While the reset button worked fine, the other button required multiple presses
to work at times. The rest of the switchgear has a nice finish but a pass-by
switch, engine kill switch and parking brake are missing from the scene. The
addition of some or all of these at the same cost would have justified the
current price. What you do get is Suzuki’s Easy Start System which is a small
convenience feature that is much appreciated.
Engine and Performance
of Suzuki Burgman Street
Powering the Burgman Street is the same 124cc air cooled,
single cylinder engine that is also seen on Suzuki's popular Access 125
scooter. Even the performance of the scooters is quite similar as the engine
has been tuned to produce the same amount of power and torque. The Burgman Street
has enough meat in the mid-range to carry itself and overtaking below 50kmph is
no problem either. If you weigh average or relatively less then you can easily
hit 75kmph from standstill in just a few seconds. Even maintaining a cruising
speed of 70kmph is no big task for this scooter. I was able to ride it at
triple digit speeds on the highway and while the scooter did not feel
completely at home at the speed, it did hold it rather well. Riding position is
also pretty comfortable with the handlebar being not too far out of reach and
the seat cushion being long and soft. The floorboard offers plenty of space
even and tall riders will like that a lot. The flexible foot position allows
for riders to perch their feet on an elevated section carved in the front
apron. This results in a position that is similar to cruiser bikes and while it
may not be of much use in the city, you will appreciate it on the highways.
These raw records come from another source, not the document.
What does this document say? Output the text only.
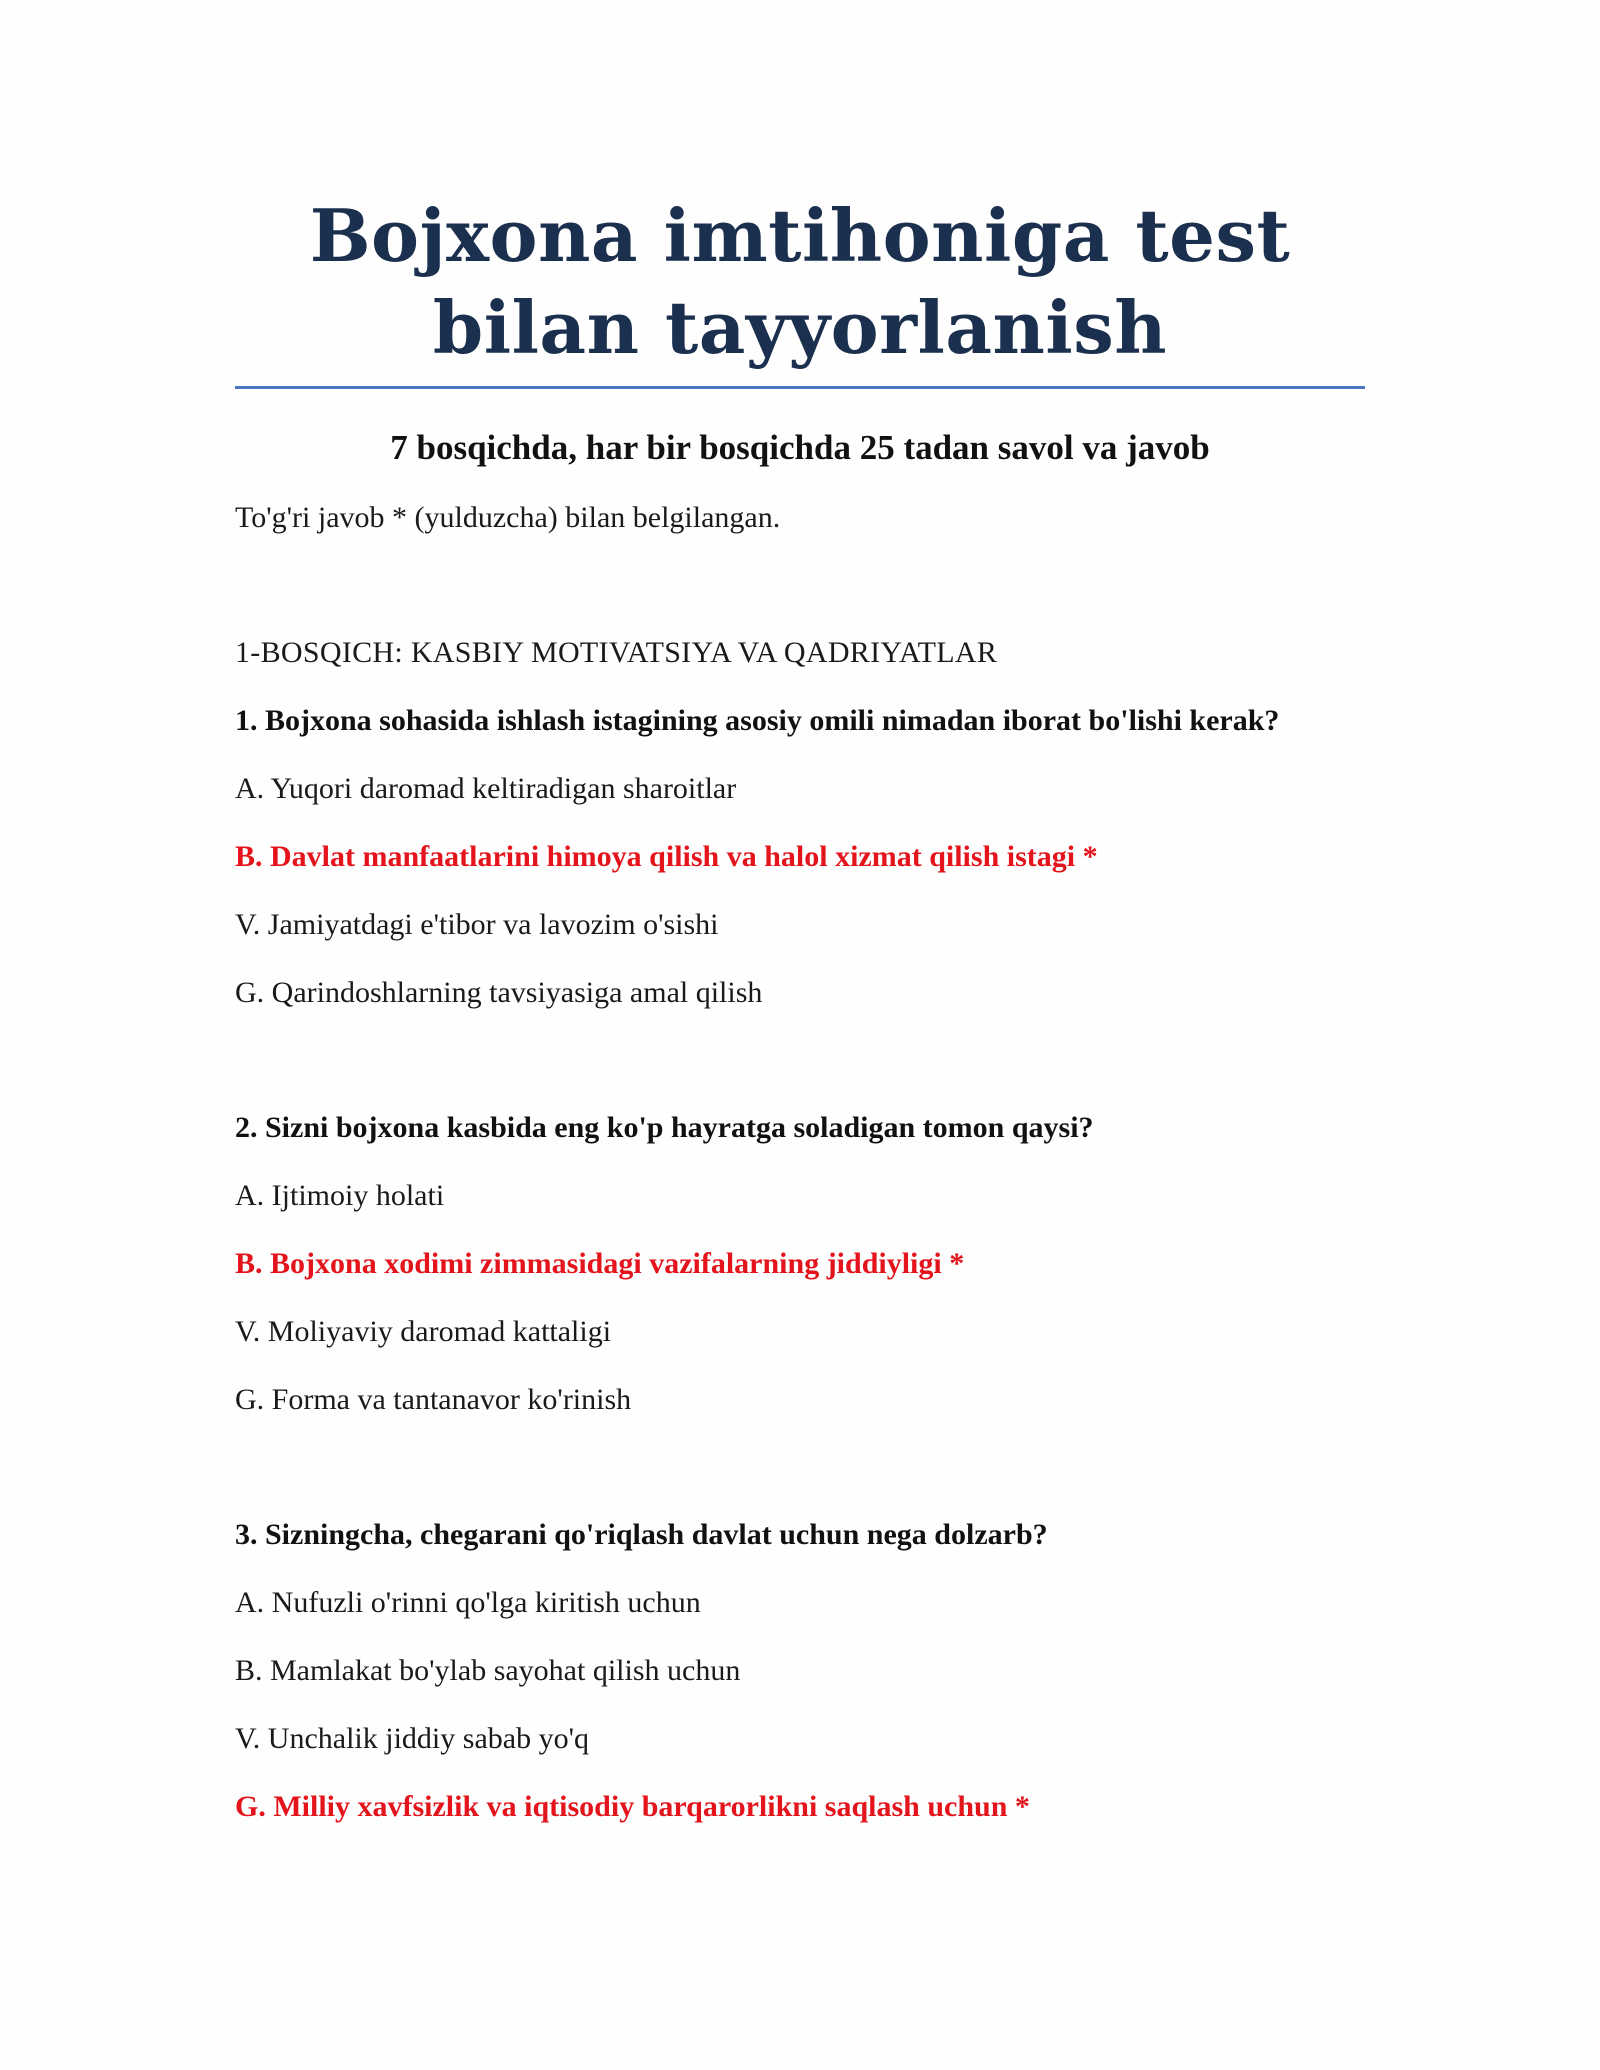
Bojxona imtihoniga test bilan tayyorlanish
7 bosqichda, har bir bosqichda 25 tadan savol va javob

To'g'ri javob * (yulduzcha) bilan belgilangan.

1-BOSQICH: KASBIY MOTIVATSIYA VA QADRIYATLAR

1. Bojxona sohasida ishlash istagining asosiy omili nimadan iborat bo'lishi kerak?

A. Yuqori daromad keltiradigan sharoitlar

B. Davlat manfaatlarini himoya qilish va halol xizmat qilish istagi *

V. Jamiyatdagi e'tibor va lavozim o'sishi

G. Qarindoshlarning tavsiyasiga amal qilish

2. Sizni bojxona kasbida eng ko'p hayratga soladigan tomon qaysi?

A. Ijtimoiy holati

B. Bojxona xodimi zimmasidagi vazifalarning jiddiyligi *

V. Moliyaviy daromad kattaligi

G. Forma va tantanavor ko'rinish

3. Sizningcha, chegarani qo'riqlash davlat uchun nega dolzarb?

A. Nufuzli o'rinni qo'lga kiritish uchun

B. Mamlakat bo'ylab sayohat qilish uchun

V. Unchalik jiddiy sabab yo'q

G. Milliy xavfsizlik va iqtisodiy barqarorlikni saqlash uchun *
We did not have enough time to test the real world mileage
of the scooter but the company claims a figure of 53kmpl. So you can get about
45kmpl on this and with a 5.6L fuel tank, you get a decent range for long
rides. While the suspension on the Burgman Street is pretty good at soaking
minor bumps and gentle speed breakers, I did feel that it could have been tuned
to provide a more plush experience, especially considering its cruising nature.
But the scooter did impress me when it came to braking. The disc brake at the
front and the drum in the rear are quick to bring you to a halt with the help
of Combined Braking System (CBS). I really liked the strong bite from the disc
brake. The tubeless tyres on the Burgman Street are also identical to the
Access. You get a 12 inches one at the front and a 10 inches wheel at the rear,
both of which provide a solid amount of grip on the road. I even had fun while
throwing this scooter into sharp corners. But the rear tyre does look a bit odd
when compared to the rest of the proportions.
It is nice to see a maxi scooter for the masses. The Burgman
Street definitely has the benefit of distinct and drawing looks at a time when
scooter designs are almost stagnating. The convenience features such as
flexible foot position, boot space, charging compartment are all great and
thoughtful additions. However, it is the price premium that might hold some
people back. People who just want a good 125cc scooter might just opt for the
Access for its lower cost and similar (if not better) performance. As was the
case with the Intruder, you pay for exclusivity with the Burgman Street and for
what you pay, you get a solid product.